Two methods of the ObjectDetection
class will handle this: setupObjectDetectionLayer
and createBoundingBoxLayer
. The former prepares the layer for the boxes:
private func setupObjectDetectionLayer(_ viewLayer: CALayer, _ videoFrameSize: CGSize) {
self.objectDetectionLayer = CALayer()
self.objectDetectionLayer.name = "ObjectDetectionLayer"
self.objectDetectionLayer.bounds = CGRect(x: 0.0,
y: 0.0,
width: videoFrameSize.width,
height: videoFrameSize.height)
self.objectDetectionLayer.position = CGPoint(x: viewLayer.bounds.midX, y: viewLayer.bounds.midY)
viewLayer.addSublayer(self.objectDetectionLayer)
let bounds = viewLayer.bounds
let scale = fmax(bounds.size.width / videoFrameSize.width, bounds.size.height / videoFrameSize.height)
CATransaction.begin()
CATransaction.setValue(kCFBooleanTrue, forKey: kCATransactionDisableActions)
self.objectDetectionLayer.setAffineTransform(CGAffineTransform(scaleX: scale, y: -scale))
self.objectDetectionLayer.position = CGPoint(x: bounds.midX, y: bounds.midY)
CATransaction.commit()
}
The createBoundingBoxLayer
method creates the shapes to draw:
private func createBoundingBoxLayer(_ bounds: CGRect, identifier: String, confidence: VNConfidence) -> CALayer {
let path = UIBezierPath(rect: bounds)
let boxLayer = CAShapeLayer()
boxLayer.path = path.cgPath
boxLayer.strokeColor = UIColor.red.cgColor
boxLayer.lineWidth = 2
boxLayer.fillColor = CGColor(colorSpace: CGColorSpaceCreateDeviceRGB(), components: [0.0, 0.0, 0.0, 0.0])
boxLayer.bounds = bounds
boxLayer.position = CGPoint(x: bounds.midX, y: bounds.midY)
boxLayer.name = "Detected Object Box"
boxLayer.backgroundColor = CGColor(colorSpace: CGColorSpaceCreateDeviceRGB(), components: [0.5, 0.5, 0.2, 0.3])
boxLayer.cornerRadius = 6
let textLayer = CATextLayer()
textLayer.name = "Detected Object Label"
textLayer.string = String(format: "\(identifier)\n(%.2f)", confidence)
textLayer.fontSize = CGFloat(16.0)
textLayer.bounds = CGRect(x: 0, y: 0, width: bounds.size.width - 10, height: bounds.size.height - 10)
textLayer.position = CGPoint(x: bounds.midX, y: bounds.midY)
textLayer.alignmentMode = .center
textLayer.foregroundColor = UIColor.red.cgColor
textLayer.contentsScale = 2.0
textLayer.setAffineTransform(CGAffineTransform(scaleX: 1.0, y: -1.0))
boxLayer.addSublayer(textLayer)
return boxLayer
}
Application in Action
Congratulations – we have a working object detection app, which we can test in real life or – in our case – using a free clip from the Pixels portal.
Note that the YOLO v2 model is quite sensitive to image orientation, at least for some object classes (the Person class, for example).

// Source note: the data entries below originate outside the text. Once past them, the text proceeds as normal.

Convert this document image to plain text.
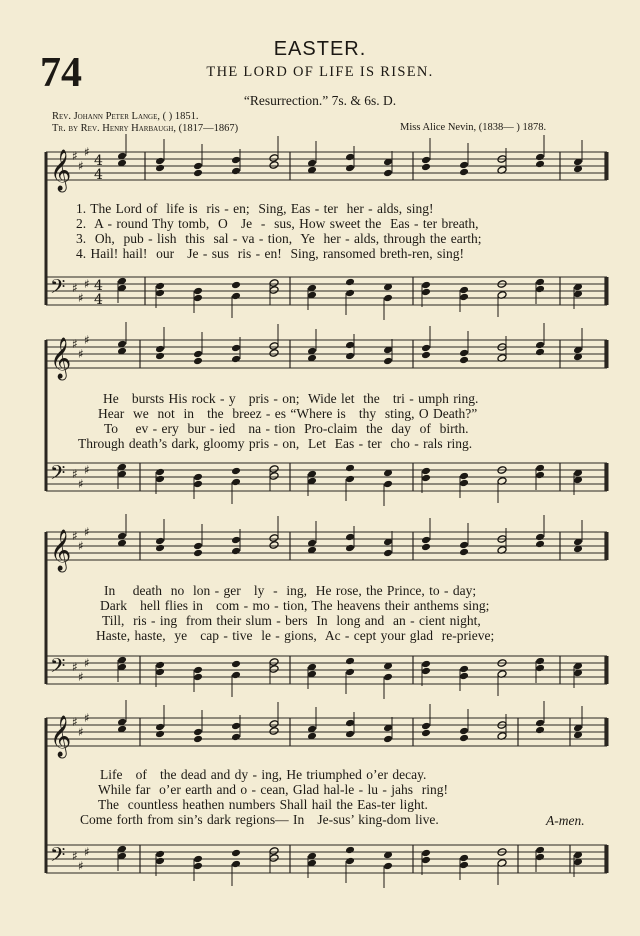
74
EASTER.
THE LORD OF LIFE IS RISEN.
“Resurrection.” 7s. & 6s. D.
Rev. Johann Peter Lange, ( ) 1851.
Tr. by Rev. Henry Harbaugh, (1817—1867)	Miss Alice Nevin, (1838— ) 1878.
𝄞 ♯
♯
♯
4
4
𝄢 ♯
♯
♯ 4
4
𝄞 ♯
♯
♯
𝄢 ♯
♯
♯
𝄞 ♯
♯
♯
𝄢 ♯
♯
♯
𝄞 ♯
♯
♯
𝄢 ♯
♯
♯
1. The Lord of  life is  ris - en;  Sing, Eas - ter  her - alds, sing!
2.  A - round Thy tomb,  O   Je  -  sus, How sweet the  Eas - ter breath,
3.  Oh,  pub - lish  this  sal - va - tion,  Ye  her - alds, through the earth;
4. Hail! hail!  our   Je - sus  ris - en!  Sing, ransomed breth-ren, sing!
He   bursts His rock - y   pris - on;  Wide let  the   tri - umph ring.
Hear  we  not  in   the  breez - es “Where is   thy  sting, O Death?”
To    ev - ery  bur - ied   na - tion  Pro-claim  the  day  of  birth.
Through death’s dark, gloomy pris - on,  Let  Eas - ter  cho - rals ring.
In    death  no  lon - ger   ly  -  ing,  He rose, the Prince, to - day;
Dark   hell flies in   com - mo - tion, The heavens their anthems sing;
Till,  ris - ing  from their slum - bers  In  long and  an - cient night,
Haste, haste,  ye   cap - tive  le - gions,  Ac - cept your glad  re-prieve;
Life   of   the dead and dy - ing, He triumphed o’er decay.
While far  o’er earth and o - cean, Glad hal-le - lu - jahs  ring!
The  countless heathen numbers Shall hail the Eas-ter light.
Come forth from sin’s dark regions— In   Je-sus’ king-dom live.	A-men.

Its detection results deteriorate if you rotate the frame before processing.
This can be illustrated using any sample image from the Open Images dataset.
Exactly the same image – and two very different results. We need to keep this in mind to ensure proper orientation of the images fed to the model.
Next Steps?
And this is it! It was a long trip, but we have finally got to its end. We have a working iOS application for object detection in live video stream.

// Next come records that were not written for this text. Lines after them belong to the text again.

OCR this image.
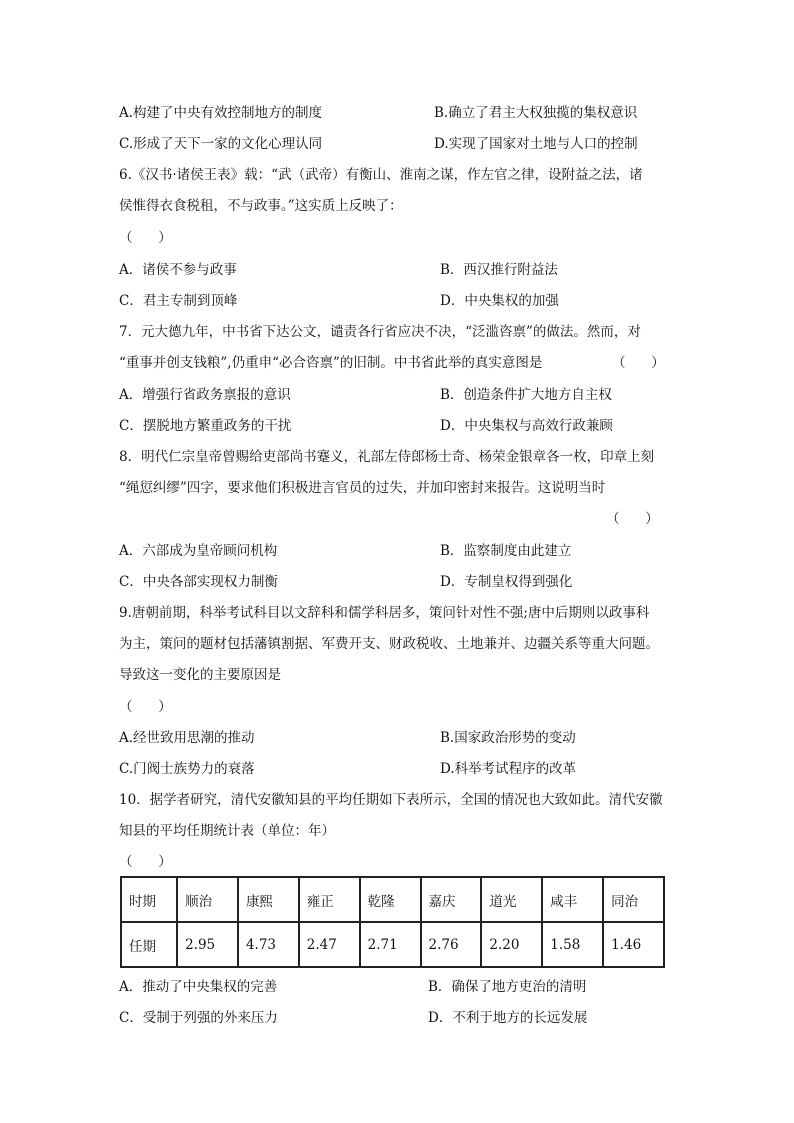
A.构建了中央有效控制地方的制度	B.确立了君主大权独揽的集权意识
C.形成了天下一家的文化心理认同	D.实现了国家对土地与人口的控制
6.《汉书·诸侯王表》载：“武（武帝）有衡山、淮南之谋，作左官之律，设附益之法，诸
侯惟得衣食税租，不与政事。”这实质上反映了：
（      ）
A．诸侯不参与政事	B．西汉推行附益法
C．君主专制到顶峰	D．中央集权的加强
7．元大德九年，中书省下达公文，谴责各行省应决不决，“泛滥咨禀”的做法。然而，对
“重事并创支钱粮”,仍重申“必合咨禀”的旧制。中书省此举的真实意图是	（      ）
A．增强行省政务禀报的意识	B．创造条件扩大地方自主权
C．摆脱地方繁重政务的干扰	D．中央集权与高效行政兼顾
8．明代仁宗皇帝曾赐给吏部尚书蹇义，礼部左侍郎杨士奇、杨荣金银章各一枚，印章上刻
“绳愆纠缪”四字，要求他们积极进言官员的过失，并加印密封来报告。这说明当时
（      ）
A．六部成为皇帝顾问机构	B．监察制度由此建立
C．中央各部实现权力制衡	D．专制皇权得到强化
9.唐朝前期，科举考试科目以文辞科和儒学科居多，策问针对性不强;唐中后期则以政事科
为主，策问的题材包括藩镇割据、军费开支、财政税收、土地兼并、边疆关系等重大问题。
导致这一变化的主要原因是
（      ）
A.经世致用思潮的推动	B.国家政治形势的变动
C.门阀士族势力的衰落	D.科举考试程序的改革
10．据学者研究，清代安徽知县的平均任期如下表所示，全国的情况也大致如此。清代安徽
知县的平均任期统计表（单位：年）
（      ）
时期	顺治	康熙	雍正	乾隆	嘉庆	道光	咸丰	同治
任期	2.95	4.73	2.47	2.71	2.76	2.20	1.58	1.46
A．推动了中央集权的完善	B．确保了地方吏治的清明
C．受制于列强的外来压力	D．不利于地方的长远发展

If you’re trying to decide what to do next, you’re limited only by your imagination. Consider these question:
- How could you use what you’ve learned to build a hazard detector for your car? If your iPhone were mounted on the dashboard if your car, facing forward, could you use what you’ve learned to make an app that would detect hazards and warn the driver?
- Could you build a bird detector that would alert a bird enthusiast when their favorite bird has landed at their bird feeder?

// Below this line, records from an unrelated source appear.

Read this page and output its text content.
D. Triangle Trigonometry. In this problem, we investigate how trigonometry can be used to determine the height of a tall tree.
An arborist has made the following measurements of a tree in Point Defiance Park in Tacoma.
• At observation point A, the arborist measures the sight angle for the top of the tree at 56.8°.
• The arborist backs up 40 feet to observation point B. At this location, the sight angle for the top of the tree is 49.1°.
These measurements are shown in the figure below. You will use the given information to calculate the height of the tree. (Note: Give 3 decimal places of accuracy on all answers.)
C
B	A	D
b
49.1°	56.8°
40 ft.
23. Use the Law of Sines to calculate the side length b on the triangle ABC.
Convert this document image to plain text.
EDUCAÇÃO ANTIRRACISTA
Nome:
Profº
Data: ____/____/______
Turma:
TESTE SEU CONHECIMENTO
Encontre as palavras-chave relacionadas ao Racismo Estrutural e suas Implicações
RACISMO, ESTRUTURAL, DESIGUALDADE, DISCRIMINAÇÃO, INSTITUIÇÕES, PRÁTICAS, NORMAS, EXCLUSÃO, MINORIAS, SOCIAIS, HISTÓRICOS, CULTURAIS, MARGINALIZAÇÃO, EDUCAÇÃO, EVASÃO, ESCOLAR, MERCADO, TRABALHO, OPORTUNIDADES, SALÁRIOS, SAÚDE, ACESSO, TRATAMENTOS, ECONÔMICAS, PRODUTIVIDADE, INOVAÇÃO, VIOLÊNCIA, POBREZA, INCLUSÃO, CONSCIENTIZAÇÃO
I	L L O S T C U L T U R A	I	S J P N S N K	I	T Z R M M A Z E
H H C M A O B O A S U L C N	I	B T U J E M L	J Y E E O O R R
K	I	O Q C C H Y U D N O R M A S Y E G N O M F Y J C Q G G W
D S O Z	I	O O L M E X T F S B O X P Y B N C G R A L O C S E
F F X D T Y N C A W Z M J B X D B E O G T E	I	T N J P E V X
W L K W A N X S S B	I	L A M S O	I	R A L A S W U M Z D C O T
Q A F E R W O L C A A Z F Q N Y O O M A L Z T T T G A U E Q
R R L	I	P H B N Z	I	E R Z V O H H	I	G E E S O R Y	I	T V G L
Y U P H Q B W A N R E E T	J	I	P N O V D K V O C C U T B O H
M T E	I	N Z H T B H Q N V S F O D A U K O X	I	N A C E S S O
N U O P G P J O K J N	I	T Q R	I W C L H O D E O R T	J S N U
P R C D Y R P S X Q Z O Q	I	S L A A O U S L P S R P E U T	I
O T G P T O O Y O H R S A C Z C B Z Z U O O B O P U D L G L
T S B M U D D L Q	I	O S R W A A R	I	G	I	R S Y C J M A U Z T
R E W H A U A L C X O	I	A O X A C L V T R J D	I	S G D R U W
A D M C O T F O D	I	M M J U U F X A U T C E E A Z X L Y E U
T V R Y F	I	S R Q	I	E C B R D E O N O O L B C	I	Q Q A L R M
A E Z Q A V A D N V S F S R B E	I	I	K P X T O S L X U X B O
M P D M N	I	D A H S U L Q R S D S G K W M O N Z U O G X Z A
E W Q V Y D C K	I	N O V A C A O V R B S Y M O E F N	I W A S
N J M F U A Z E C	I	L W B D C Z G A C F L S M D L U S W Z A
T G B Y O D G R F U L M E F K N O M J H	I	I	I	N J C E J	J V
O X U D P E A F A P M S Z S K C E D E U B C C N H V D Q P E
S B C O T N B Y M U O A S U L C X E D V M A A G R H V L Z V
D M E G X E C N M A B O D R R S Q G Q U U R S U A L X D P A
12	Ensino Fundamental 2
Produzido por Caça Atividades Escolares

- If you have deer and other pests that roam into your garden and eat all of the vegetables you are growing, could you use your newly-acquired iOS object detection skills to build an iOS-powered electronic scarecrow to frighten the pests away?
The possibilities are endless. Why not try one of the ideas above - or come up with your own - and then write about it? The CodeProject community would love to see what you come up with.